Understanding this concept sets the stage for calculating the expected value, which effectively summarizes the distribution into a cohesive figure.
Random Variable
A random variable is a fundamental concept in probability and statistics that assigns numerical values to outcomes of a random process. In simpler terms, it's a variable whose possible values result from a random phenomenon.

In the VideoRama scenario, the random variable, often denoted as \( X \), represents the number of DVDs a customer purchases during a visit. This variable can take on one of the integer values: 0, 1, 2, 3, or 4.
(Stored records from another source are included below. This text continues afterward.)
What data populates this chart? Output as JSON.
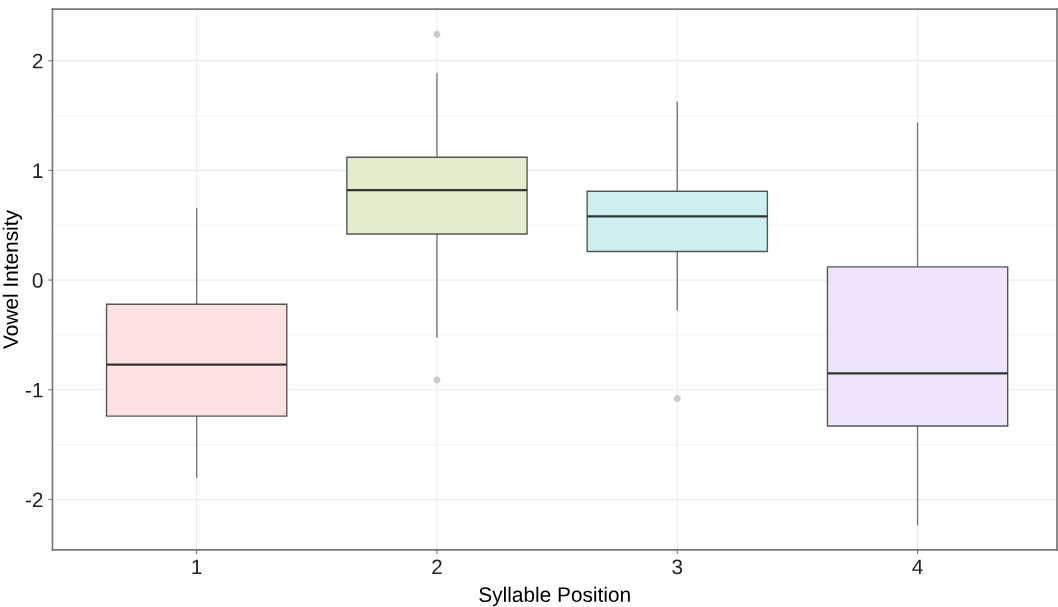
{
  "chart_data": {
    "type": "box",
    "xlabel": "Syllable Position",
    "ylabel": "Vowel Intensity",
    "categories": [
      "1",
      "2",
      "3",
      "4"
    ],
    "colors": [
      "#fde2e1",
      "#e3edcc",
      "#ccf0f0",
      "#f0e3fc"
    ],
    "boxes": [
      {
        "low": -1.8,
        "q1": -1.24,
        "median": -0.77,
        "q3": -0.22,
        "high": 0.65
      },
      {
        "low": -0.52,
        "q1": 0.42,
        "median": 0.82,
        "q3": 1.12,
        "high": 1.88,
        "outliers": [
          2.24,
          -0.91
        ]
      },
      {
        "low": -0.27,
        "q1": 0.26,
        "median": 0.58,
        "q3": 0.81,
        "high": 1.62,
        "outliers": [
          -1.08
        ]
      },
      {
        "low": -2.23,
        "q1": -1.33,
        "median": -0.85,
        "q3": 0.12,
        "high": 1.43
      }
    ],
    "ylim": [
      -2.46,
      2.47
    ],
    "yticks": [
      -2,
      -1,
      0,
      1,
      2
    ],
    "grid": true
  }
}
Key features of random variables include:
  • Discrete Random Variables: These have a countable number of possible values. Our scenario is an example where customers can buy a specific number of DVDs, making it discrete.
  • Probability Distribution Association: Each random variable has a probability distribution that defines the likelihood of its various outcomes.
The purpose of a random variable is to bridge the gap between the real-world context of a problem and the mathematical calculations needed to draw insights, like calculating the expected value.
Mathematical Expectation
Mathematical expectation, also known as expected value, is a core concept that describes the anticipated average outcome over many repetitions of a random process. It provides a single summary measure for the random variable by incorporating both the possible values it can take and their respective probabilities.

In the VideoRama exercise, the mathematical expectation calculated is the expected number of DVDs a customer might buy. This is done by weighing each potential number of DVDs by how likely it is to happen and then summing these weighted outcomes. The actual calculation looks like this:

\[ E(X) = 0 \times 0.42 + 1 \times 0.36 + 2 \times 0.14 + 3 \times 0.05 + 4 \times 0.03 = 0.91 \]

This result—0.91 DVDs—indicates that, on average, a customer purchases less than one DVD per visit, pointing to the customers' overall purchasing behavior.
  • The expected value gives us an average, but this doesn't mean any single customer will buy 0.91 DVDs.
  • It is invaluable in making data-driven decisions and understanding trends over time.
Understanding mathematical expectation will enable you to predict outcomes more skillfully and apply these insights in practical scenarios.